Eunjae Kim was born in South Korea in 1991. He received the B.S from Department of Game & Multimedia Engineering, Korea Polytechnic University, Siheung, South Korea, in 2017. He is currently pursuing the Ph.D. degree in Computer engineering, Sejong University, Seoul, Korea. His current research interests include Computer Graphics, Computer Architecture, and Game Engine.

Juwon Yun was born in South Korea in 1986. He received the B.S in Department of Game & Multimedia Engineering from Korea Polytechnic University, in 2013 and the Ph.D. in Computer engineering, Sejong University, Seoul, Korea in 2021. He has been with SiliconArts, since 2021. His current research interests include Computer Graphics, Computer Architecture, and Game Engine.

Woonam Chung is Senior Engineer, Sejong University. He received his BS, MS and PhD in Computer Science from Yonsei University, Korea. His current research interests include, Global illumination, real-time ray-tracing GPUs, 3D graphics algorithms and applications.

Jae-Ho Nah received the B.S., M.S., and Ph.D. degrees from the Department of Computer Science, Yonsei University in 2005, 2007, and 2012, respectively. He is currently a Graphics Professional with LG Electronics. He has co-authored over 15 technical papers in international journals and conferences, such as ACM TOG, IEEE TVCG, CGF, HPG, and so on. His research interests include ray tracing, rendering algorithms, and graphics hardware.

Youngsik Kim received the B.S., M.S., and Ph.D. degrees from the Department of Computer Science, Yonsei University, South Korea, in 1993, 1995, and 1999, respectively. He was with System LSI, Samsung Electronics Co. Ltd., from 1999 to 2005, as a Senior Engineer. Since 2005, he has been with the Department of Game & Multimedia Engineering, Korea Polytechnic University. His research interests include 3-D graphics and multimedia architectures, game programming, and SOC designs.

Cheong Ghil Kim received the B.S. in Computer Science from University of Redlands, CA, U.S.A. in 1987. He received the M.S. and Ph.D. degree in Computer Science from Yonsei University, Korea, in 2003 and 2006, respectively. Currently, he is a professor at the Department of Computer Science, Namseoul University, Korea. His research areas include Multimedia Embedded Systems, Mobile AR, and 3D Contents. He is a member of IEEE.
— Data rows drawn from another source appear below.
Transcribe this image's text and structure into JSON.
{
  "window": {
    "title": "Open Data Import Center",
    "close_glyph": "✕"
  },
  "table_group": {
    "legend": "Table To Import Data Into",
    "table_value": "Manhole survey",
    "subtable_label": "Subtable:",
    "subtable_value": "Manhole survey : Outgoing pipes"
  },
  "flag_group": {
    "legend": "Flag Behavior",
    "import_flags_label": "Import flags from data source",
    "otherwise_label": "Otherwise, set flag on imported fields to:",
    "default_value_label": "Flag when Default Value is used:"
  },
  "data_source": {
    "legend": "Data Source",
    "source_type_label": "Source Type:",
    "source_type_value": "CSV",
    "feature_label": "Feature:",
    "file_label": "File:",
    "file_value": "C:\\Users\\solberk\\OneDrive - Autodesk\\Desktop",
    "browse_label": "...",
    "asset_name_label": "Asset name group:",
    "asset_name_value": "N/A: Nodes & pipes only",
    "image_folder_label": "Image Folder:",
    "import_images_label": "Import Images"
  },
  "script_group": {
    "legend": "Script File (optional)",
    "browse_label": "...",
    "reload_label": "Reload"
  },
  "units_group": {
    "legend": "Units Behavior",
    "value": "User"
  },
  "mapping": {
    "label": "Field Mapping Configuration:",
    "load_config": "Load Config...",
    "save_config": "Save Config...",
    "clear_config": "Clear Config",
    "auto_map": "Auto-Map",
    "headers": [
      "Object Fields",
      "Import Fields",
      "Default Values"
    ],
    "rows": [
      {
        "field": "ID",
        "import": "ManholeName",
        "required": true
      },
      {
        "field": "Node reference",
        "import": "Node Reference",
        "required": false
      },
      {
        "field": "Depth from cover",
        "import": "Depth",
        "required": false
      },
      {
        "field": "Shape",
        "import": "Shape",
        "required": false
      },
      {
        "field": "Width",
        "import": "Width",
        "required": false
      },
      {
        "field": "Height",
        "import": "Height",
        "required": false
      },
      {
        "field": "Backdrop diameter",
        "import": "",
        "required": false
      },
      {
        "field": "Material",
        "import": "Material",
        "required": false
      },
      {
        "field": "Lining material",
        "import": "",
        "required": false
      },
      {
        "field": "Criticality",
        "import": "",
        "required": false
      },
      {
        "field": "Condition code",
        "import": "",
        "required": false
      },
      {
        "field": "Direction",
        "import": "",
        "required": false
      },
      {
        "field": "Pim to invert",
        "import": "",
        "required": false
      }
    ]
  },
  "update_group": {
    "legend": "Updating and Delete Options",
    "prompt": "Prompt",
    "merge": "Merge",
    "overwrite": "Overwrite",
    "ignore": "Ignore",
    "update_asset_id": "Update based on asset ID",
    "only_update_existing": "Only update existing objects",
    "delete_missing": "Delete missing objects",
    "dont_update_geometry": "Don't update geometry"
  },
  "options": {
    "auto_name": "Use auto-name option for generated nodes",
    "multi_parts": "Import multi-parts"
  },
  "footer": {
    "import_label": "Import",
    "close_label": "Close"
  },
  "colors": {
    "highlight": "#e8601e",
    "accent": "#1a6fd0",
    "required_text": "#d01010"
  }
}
Woo-Chan Park received the B.S., M.S., and Ph.D. degrees in Computer science from Yonsei University, Seoul, Korea, in 1993, 1995, and 2000, respectively. From 2001 to 2003, he was a Research Professor with Yonsei University. He is currently a Professor of Computer engineering, Sejong University, Seoul. His current research interests include ray-tracing processor architecture, 3-D rendering processor architecture, real-time rendering, advanced computer architecture, computer arithmetic, lossless image compression hardware, and application-specific integrated circuit design.